Арсеньева засыпали вопросами. Один интересовался стрельбой прямой наводкой по танкам, другой спрашивал о связи, третий о движении колонны по территории, захваченной врагом. Все это были боевые командиры-артиллеристы, которым за последний месяц десятки раз приходилось отражать атаки танков. Многие по праву могли гордиться не менее дерзкими операциями, чем та, которую осуществил стоявший перед ними хмурый моряк. Но вряд ли кому-нибудь из них пришлось за одни сутки совершить подобный манёвр среди вражеских войск, уничтожив ядро танковой дивизии вместе с её командованием.
Ещё больше расспросов было в самом дивизионе, когда боевые машины пришли в Ладовскую балку. Здесь уже сутки находились дивизионные тылы — штабной фургон, походная ремонтная мастерская-летучка, машины вещевого снабжения, продсклад, бензоцистерна, аккумуляторная станция. Для людей, которые обслуживали эти машины, сразу нашлось много работы. В штабе составляли боевые донесения, подсчитывали расход боезапаса, писали наградные листы. Слесаря и механики приводили в порядок машины. Целая очередь выстроилась в каптёрку. Шацкий требовал новую шинель, но в небольшом запасе, которым располагал дивизионный баталёр, не нашлось шинели, способной вместить широкие плечи кочегара. Пришлось выдать ему бушлат. Сомин потерял свою пилотку на подсолнечном поле во время налёта «мессеров». Теперь он уходил со склада в новенькой чёрной фуражке — мичманке, какие носят на флоте старшины.
Всюду, куда ни посмотришь, — клеили, чинили, ремонтировали. Но нельзя было ни склеить, ни починить, ни отремонтировать никого из тех, кто ещё вчера стоял рядом, подавал снаряд, просил или сам предлагал закурить, а сегодня уже вычеркнут из списков подразделений и вписан в другую книгу, называемую на штабном языке «Список безвозвратных потерь».
На опушке рощицы в Ладовской балке появился холмик с латунным якорем, выпиленным из снарядной гильзы. Тут похоронили тех, кто умер от ран на обратном пути. Уже немало таких якорей оставили матросы в степи, и все-таки потери дивизиона были невелики по сравнению с потерями других частей.
Тяжелораненых увезли в армейский госпиталь. Тех, кто отделался пустяками, взял в свои руки Юра Горич. Руки его были больше приспособлены для автомата, чем для пинцетов и ланцетов. Перевязывая раненого, он ворчал, забавляя своих пациентов:
— Неосторожно себя ведёте. Кто тебя просил ловить задом этот осколок? Если нужен кусок железа, ловил бы в руки!

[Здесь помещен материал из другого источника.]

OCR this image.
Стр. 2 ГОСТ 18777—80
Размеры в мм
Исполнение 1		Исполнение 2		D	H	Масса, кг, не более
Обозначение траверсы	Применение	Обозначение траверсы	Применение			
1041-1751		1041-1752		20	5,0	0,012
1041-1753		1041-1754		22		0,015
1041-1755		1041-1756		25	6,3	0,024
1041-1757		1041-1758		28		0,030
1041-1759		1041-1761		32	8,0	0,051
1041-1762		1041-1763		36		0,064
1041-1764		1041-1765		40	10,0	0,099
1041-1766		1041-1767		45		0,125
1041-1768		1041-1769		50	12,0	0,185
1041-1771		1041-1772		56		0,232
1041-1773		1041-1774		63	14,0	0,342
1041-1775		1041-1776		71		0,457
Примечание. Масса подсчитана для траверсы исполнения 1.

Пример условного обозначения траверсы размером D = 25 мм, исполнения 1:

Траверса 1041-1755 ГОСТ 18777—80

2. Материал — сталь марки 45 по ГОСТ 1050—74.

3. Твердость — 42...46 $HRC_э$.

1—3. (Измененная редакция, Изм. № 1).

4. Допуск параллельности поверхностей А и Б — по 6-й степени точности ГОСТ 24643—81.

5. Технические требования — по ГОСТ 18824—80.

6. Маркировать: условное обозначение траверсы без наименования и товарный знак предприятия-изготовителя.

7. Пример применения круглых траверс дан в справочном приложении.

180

Матрос, закусив губу, терпеливо ждал, пока Горич извлечёт неглубоко засевший в мягком месте осколок.
Глядя на неунывающего военфельдшера, начинали острить и раненые:
— А тебе-то что больше делать? Медицинская твоя душа!
Все хорошо знали, что старший лейтенант медслужбы Горич уже неоднократно подавал рапорт с просьбой перевести его в батарею, хоть заряжающим, и всякий раз он получал за эти рапорты нагоняй от Яновского.
К санитарной машине, около которой натянули большую палатку с красным крестом, подошёл инженер-капитан Ропак. На этот раз и ему пришлось побывать в переделке, да ещё в какой!
— Как уважаемая печень? Порошочки сейчас дадим, — Юра Горич рылся в аптечном ящике.
— Какая, к черту, печень! Разве не видите, что у меня забинтована голова?
— И в самом деле! — притворно удивился Горич. — Вот проклятый Земсков! Мало, что сам лезет, куда не следует, ещё людей с собой тащит.
Но Ропак вовсе не был расположен ругать Земскова. Он охотно рассказывал всем о том, как колонна с боезапасом шла навстречу отрезанному дивизиону. Свой первый разговор с Земсковым инженер излагал несколько произвольно, но дальше уже придерживался фактов.
— Эти молодые люди не очень вежливы, — Ропак сделал паузу, подняв волосатый палец с обручальным кольцом, — но у них есть множество превосходных качеств.
— Что вы, Марк Семёнович! — сказала Людмила, которая перебинтовывала ему глубокую ссадину на лысине. — Я считала, Андрей — очень культурный парень.
— А разве я возражаю? Он — ленинградец! Вы понимаете? Тот, кто знал старых петербуржцев…
— Какой же он старый, Марк Семёнович?
— Подождите, девушка. Ленинградца всегда можно отличить по выдержке, вежливости, такту.
Шофёр Ваня Гришин ехидно улыбнулся. Он-то слышал, как Земсков разговаривал с инженером.
Людмилу не интересовали типические черты ленинградского характера. Она закончила перевязку и ласково провела ладонью по затылку Марка Семёновича. Тот от удивления выпучил добрые и без того выпуклые глаза.
— Марк Семёнович, душенька, вы не знаете, где сейчас Земсков?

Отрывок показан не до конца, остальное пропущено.